I’ve met a number of people along my bumpy road. It’s as though somebody new enters my life at particular stages of my breakup, making me reflect on events of the past.
These past couple of months, I have met woman still going through their own hell. Not all of these woman are away from their partners. Many of them don’t work and have been controlled for years through money/financial fear. That control seeps into most parts of the relationship. What a hopeless situation to remain in. “Who will believe me if I tell them what he did?”, one woman said. I know her husband and I know no one probably will. These men aren’t the local thugs of the town as you would think but annoyingly “respectable” people, polished and well versed in their religious texts. They’re the worst types.
“It’s a man’s world”. Someone made this comment to me after trying to pursue a “khula” (Islamic divorce initiated by the wife) for two years. “None of these Imams care, they all stick to their boys club”, she sighed. She never got the khula in the end as her ex finally gave her the divorce……..a day before her sister’s wedding – you can come to your own conclusions as to why he timed it so.

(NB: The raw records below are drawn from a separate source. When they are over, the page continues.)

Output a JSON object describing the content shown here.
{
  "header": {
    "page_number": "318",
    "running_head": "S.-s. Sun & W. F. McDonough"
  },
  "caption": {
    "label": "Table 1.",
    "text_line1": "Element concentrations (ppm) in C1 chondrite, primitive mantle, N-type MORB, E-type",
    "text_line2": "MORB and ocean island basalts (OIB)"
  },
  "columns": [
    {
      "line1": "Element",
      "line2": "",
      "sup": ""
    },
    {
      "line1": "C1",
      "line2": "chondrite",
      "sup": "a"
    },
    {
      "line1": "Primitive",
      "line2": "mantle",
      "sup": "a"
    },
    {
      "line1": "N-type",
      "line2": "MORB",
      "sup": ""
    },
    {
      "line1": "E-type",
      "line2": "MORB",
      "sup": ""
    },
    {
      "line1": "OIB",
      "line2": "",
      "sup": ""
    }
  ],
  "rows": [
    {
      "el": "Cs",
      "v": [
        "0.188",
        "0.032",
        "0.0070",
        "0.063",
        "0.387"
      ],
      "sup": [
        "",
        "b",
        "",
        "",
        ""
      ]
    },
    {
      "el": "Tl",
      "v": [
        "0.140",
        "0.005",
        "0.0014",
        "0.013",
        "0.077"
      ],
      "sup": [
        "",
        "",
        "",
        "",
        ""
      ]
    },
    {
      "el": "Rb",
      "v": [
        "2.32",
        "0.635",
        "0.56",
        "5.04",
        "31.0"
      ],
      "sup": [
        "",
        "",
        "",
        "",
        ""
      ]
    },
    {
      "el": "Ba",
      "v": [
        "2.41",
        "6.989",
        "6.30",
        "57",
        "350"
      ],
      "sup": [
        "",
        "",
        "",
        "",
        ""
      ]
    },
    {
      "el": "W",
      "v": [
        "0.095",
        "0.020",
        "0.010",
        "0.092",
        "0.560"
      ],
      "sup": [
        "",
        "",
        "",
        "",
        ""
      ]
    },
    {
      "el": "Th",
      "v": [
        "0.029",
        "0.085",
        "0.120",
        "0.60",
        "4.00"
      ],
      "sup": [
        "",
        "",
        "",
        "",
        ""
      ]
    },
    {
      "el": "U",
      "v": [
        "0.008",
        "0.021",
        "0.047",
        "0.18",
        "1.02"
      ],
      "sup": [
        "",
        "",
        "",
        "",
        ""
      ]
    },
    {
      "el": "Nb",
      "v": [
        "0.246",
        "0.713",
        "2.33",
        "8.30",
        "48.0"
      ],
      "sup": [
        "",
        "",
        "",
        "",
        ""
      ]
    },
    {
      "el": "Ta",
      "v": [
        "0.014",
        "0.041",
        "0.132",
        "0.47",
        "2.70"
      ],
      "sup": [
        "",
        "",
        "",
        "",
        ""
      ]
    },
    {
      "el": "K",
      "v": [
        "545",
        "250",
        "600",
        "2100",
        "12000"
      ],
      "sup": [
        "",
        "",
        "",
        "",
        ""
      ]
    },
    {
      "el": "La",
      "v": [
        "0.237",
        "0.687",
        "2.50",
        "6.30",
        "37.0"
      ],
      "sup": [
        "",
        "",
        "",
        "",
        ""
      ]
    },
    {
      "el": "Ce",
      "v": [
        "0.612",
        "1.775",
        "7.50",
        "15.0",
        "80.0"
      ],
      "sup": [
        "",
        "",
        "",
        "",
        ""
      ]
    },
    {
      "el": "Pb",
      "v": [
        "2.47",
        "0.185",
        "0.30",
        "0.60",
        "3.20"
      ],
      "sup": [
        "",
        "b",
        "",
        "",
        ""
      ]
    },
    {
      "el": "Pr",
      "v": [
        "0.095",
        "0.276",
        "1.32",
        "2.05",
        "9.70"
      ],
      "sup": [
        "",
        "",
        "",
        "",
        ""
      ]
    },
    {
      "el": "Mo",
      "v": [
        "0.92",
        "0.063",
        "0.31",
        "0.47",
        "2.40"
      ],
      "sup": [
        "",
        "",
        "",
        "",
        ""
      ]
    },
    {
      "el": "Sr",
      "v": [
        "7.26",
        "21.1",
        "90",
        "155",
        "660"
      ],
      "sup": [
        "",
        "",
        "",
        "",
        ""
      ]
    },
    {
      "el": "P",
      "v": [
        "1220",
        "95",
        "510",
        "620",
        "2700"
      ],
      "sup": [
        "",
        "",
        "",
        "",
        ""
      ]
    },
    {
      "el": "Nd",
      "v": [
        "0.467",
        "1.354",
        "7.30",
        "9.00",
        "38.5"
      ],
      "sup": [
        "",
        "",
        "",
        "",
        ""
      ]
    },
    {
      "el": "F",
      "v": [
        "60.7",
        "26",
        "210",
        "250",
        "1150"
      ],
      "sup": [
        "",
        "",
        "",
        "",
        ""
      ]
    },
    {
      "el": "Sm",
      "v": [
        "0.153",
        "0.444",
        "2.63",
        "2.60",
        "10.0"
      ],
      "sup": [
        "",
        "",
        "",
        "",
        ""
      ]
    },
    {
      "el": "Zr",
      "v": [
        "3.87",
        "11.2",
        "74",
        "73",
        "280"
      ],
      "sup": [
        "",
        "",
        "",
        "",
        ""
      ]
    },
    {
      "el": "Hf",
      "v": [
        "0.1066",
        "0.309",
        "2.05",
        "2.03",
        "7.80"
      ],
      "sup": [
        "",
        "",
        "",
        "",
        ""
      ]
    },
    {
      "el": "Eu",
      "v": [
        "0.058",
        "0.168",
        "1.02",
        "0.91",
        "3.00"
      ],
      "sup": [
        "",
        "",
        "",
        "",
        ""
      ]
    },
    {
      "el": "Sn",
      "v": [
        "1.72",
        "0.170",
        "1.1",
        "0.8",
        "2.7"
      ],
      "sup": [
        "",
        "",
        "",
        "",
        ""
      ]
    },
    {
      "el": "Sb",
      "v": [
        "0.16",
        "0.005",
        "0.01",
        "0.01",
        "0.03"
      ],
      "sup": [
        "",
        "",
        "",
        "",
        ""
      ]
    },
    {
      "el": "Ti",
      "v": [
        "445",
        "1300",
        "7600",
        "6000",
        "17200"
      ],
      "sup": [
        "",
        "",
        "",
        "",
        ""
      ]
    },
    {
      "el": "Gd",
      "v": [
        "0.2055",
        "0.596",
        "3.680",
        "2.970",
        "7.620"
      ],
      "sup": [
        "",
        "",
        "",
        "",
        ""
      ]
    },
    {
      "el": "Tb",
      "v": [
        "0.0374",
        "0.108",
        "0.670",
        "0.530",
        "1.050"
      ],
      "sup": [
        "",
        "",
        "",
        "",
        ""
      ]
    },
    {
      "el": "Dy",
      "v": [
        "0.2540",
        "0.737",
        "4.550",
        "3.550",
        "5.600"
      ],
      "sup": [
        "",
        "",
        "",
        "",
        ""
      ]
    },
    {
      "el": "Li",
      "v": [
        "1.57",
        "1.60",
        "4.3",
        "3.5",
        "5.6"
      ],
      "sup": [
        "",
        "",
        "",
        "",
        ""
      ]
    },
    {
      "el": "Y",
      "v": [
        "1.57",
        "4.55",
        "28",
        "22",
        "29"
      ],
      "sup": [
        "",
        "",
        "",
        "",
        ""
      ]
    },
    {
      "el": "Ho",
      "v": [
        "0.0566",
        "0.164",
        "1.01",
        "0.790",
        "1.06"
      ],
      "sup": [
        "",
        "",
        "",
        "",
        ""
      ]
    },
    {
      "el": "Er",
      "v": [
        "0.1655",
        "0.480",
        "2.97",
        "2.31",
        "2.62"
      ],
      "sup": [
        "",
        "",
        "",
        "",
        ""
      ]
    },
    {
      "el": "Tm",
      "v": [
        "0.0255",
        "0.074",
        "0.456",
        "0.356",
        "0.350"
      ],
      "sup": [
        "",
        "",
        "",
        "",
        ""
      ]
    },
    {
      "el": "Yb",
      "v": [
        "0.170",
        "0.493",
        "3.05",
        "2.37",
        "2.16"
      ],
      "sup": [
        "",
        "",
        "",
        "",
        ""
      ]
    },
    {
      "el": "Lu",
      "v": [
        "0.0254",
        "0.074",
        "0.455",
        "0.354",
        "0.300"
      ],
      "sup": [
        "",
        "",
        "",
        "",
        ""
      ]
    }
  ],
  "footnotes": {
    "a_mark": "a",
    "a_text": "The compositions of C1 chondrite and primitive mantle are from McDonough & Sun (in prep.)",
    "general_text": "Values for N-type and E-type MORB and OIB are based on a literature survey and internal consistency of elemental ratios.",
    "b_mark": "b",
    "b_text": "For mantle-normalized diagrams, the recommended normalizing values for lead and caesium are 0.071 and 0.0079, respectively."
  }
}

Oh dear. When I started this post, I didn’t really mean to make it such a depressing read! I know myself it’s a man’s world out there especially in the Muslim community. The community is there for a short time, tut tutting at what these men have done, at times ostracising them but eventually they are accepted back. Even from my own experience, there is a sense of abandonment. Sheikhs give their advice, know the most private details of your circumstances but essentially you just get left to deal with it. I can’t say I’ve ever had so much as a “How are you?” when I’ve passed them by on the street.
For those woman I know going through this without any family support, I would love to be there for them although I’m aware that I’m not some sort of ambassador for wounded women of the world. If I’m honest, I know I can’t really help much, not in the way I would like after all I’m still healing and trying to move forward.
I feel somewhat angry for these woman because despite the work they do and the years they gave to our community, we turn our backs on them when they need us most.